Presentata l’Associazione Carlo Macro, Cultura per la Legalità’

Carlo Macro era un trentenne romano. Un trentenne come tanti. A cui però la vita l’hanno stroncata. Era il 17 febbraio quando un 57enne indiano gli piantava un cacciavite in petto, uccidendolo praticamente sul colpo. Carlo si era macchiato della colpa di essersi appostato con la macchina vicino alla roulotte dove l’indiano dimorava, con la radio della macchina accesa. E questo, a Carlo, è costato la vita.

A più di due mesi di distanza, i familiari e gli amici di Carlo decidono di dar vita ad un’associazione. ‘Carlo Macro – Cultura per la Legalità’ – questo il nome. Perché la sicurezza va a braccetto con la legalità. La presentazione alla stampa è avvenuta questa mattina, proprio nella strada dove Carlo è morto, in via Garibaldi 27, al Gianicolo.

Tanta la rabbia e la delusione. Verso le istituzioni, che hanno permesso tutto questo. Verso il sindaco, accusato dalla mamma di Carlo, Giuliana Bramonti, di non essersi mai pronunciato sulla sua morte. Verso il prefetto che, sempre secondo quanto riferisce la mamma, ha addirittura accusato la vittima di essere un maleducato.

Per prima cosa, l’associazione ha indetto una petizione, per fare qualcosa di propositivo. Disponibile tra qualche giorno su Change.org, la petizione chiede al sindaco Marino di pronunciarsi sulla vicenda, riconoscendo le responsabilità dell’amministrazione o, in alternativa, di costituirsi parte civile nel processo che vedrà coinvolto l’omicida. Si chiede anche che venga piantato un albero sotto l’abitazione di Carlo, per ricordare la bellezza della sua personalità.

All’evento, presenti anche il consigliere di Roma Capitale Orlando Corsetti, il consigliere del Municipio XII, Marco Giudici, e il consigliere regionale Fabrizio Santori, che da tempo portano all’attenzione dell’opinione pubblica la questione legata all’abusivismo delle roulotte sul territorio romano. Tanto che, come riferisce anche lo zio di Carlo, la roulotte in cui dimorava l’indiano non aveva targa né assicurazione.

Tutto questo, è finito anche in un dossier, che oggi è stato rilasciato alla stampa. “Dai dati che abbiamo reperito al catasto – dichiarano Santori e Giudici – la comunità di S. Egidio possiederebbe 52 immobili. Solo una parte di questi sarebbero stati adibiti ad attività sociali. Della maggior parte non se ne conosce la destinazione ed in una parte abitano persone tutt'altro che indigenti: dirigenti della comunità e professori universitari”.  
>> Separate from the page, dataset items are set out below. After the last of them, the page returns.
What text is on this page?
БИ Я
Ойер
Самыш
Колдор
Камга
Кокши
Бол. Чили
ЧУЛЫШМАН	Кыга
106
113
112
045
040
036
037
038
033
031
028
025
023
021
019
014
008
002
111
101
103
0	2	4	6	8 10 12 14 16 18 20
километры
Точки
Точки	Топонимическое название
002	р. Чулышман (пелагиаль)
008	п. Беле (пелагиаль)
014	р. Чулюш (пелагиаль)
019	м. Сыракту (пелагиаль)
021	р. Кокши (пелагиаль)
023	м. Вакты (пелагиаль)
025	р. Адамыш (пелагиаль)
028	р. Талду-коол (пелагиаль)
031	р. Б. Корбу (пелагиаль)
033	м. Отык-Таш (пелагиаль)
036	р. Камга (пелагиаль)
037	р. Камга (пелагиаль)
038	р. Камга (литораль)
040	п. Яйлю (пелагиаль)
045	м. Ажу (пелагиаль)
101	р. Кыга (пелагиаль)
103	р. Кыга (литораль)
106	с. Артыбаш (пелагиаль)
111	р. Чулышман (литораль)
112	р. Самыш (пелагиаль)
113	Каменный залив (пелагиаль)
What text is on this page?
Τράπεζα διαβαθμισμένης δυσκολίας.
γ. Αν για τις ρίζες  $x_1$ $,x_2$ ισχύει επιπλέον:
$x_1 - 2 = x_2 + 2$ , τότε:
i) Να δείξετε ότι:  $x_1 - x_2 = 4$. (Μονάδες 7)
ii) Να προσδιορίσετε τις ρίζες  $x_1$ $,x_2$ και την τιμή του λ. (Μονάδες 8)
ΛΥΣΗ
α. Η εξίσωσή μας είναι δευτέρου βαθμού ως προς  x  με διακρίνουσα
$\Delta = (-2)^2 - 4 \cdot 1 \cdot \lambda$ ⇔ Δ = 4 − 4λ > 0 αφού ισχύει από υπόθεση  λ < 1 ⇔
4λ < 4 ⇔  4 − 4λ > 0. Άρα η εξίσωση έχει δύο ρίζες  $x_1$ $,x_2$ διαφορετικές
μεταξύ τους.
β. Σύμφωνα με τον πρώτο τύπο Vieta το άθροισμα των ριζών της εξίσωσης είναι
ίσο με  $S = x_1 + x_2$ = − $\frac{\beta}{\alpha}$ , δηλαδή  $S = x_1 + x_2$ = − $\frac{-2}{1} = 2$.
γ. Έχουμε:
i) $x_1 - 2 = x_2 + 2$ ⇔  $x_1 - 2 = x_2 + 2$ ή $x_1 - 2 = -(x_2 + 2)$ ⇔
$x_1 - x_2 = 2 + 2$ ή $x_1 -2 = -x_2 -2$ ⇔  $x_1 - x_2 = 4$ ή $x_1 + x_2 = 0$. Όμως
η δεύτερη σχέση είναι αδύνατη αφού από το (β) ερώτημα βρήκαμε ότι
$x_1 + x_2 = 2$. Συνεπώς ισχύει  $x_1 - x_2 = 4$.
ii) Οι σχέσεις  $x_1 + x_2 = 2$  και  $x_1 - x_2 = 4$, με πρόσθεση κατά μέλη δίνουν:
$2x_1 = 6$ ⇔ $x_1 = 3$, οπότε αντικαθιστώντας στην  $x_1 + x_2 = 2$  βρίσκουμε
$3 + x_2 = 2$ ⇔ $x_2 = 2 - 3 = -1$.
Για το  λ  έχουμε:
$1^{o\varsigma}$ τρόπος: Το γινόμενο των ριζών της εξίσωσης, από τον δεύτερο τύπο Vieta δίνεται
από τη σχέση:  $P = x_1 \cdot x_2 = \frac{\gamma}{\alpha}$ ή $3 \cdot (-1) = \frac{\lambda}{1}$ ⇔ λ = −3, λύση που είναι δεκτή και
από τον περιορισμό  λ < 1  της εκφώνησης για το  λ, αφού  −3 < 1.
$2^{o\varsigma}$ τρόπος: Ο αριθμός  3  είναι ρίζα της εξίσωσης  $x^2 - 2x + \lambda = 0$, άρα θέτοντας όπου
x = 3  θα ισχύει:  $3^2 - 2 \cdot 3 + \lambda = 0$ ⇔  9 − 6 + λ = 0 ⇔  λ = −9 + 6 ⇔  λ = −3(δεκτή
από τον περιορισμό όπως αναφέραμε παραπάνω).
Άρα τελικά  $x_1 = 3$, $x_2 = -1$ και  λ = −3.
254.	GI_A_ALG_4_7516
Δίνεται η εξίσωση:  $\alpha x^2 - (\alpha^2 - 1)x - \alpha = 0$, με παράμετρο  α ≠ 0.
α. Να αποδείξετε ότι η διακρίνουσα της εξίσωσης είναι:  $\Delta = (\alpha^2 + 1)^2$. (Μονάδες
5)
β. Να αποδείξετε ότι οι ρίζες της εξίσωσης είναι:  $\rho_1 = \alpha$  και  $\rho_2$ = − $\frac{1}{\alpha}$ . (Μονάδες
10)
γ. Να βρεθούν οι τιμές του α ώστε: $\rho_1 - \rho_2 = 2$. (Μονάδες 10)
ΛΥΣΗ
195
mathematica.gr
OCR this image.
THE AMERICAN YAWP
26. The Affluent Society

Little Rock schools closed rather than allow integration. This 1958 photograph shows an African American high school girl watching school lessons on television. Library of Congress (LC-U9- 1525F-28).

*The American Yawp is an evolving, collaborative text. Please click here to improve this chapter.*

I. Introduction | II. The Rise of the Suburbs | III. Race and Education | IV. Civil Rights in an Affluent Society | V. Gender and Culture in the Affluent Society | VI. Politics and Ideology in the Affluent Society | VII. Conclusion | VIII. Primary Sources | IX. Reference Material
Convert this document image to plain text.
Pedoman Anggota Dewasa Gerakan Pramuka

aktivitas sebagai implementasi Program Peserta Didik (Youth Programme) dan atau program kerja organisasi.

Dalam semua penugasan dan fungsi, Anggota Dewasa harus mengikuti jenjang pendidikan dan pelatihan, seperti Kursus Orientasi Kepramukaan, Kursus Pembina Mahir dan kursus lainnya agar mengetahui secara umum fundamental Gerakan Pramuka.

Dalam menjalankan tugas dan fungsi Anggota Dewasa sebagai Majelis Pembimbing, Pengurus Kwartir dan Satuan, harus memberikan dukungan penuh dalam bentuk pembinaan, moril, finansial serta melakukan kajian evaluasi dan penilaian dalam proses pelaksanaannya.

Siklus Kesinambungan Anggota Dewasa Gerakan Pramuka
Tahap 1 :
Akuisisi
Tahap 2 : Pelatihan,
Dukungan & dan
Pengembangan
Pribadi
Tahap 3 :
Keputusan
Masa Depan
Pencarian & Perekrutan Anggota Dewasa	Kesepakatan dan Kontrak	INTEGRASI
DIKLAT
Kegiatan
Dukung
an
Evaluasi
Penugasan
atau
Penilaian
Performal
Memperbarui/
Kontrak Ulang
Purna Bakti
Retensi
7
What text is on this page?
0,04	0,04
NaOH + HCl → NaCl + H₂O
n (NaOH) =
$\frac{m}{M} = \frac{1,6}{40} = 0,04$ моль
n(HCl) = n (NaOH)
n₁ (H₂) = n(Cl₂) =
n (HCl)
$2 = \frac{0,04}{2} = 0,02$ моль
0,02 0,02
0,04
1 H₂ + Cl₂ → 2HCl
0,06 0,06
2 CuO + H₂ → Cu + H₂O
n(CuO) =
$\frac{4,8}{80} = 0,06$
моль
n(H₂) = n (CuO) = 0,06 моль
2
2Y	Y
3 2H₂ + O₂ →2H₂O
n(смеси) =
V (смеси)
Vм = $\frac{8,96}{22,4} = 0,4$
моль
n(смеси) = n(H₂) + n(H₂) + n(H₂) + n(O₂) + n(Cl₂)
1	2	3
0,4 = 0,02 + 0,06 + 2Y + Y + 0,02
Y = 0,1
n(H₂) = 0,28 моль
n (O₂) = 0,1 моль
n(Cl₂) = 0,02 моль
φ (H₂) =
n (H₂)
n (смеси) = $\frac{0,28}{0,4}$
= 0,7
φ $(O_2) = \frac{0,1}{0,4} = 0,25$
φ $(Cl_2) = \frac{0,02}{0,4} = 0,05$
Il dossier sarà consegnato alla Procura di Roma, “comprensivo dell'inquietante audio in cui due senzatetto raccontano come in passato venne loro offerta un roulotte in cambio di denaro. Sarà la stessa Procura, che già ci ha dato ragione aprendo un'inchiesta per abuso edilizio, invasione di terreni e deturpamento e imbrattamento di cose altrui, ad accertare la fondatezza di quelle registrazioni”.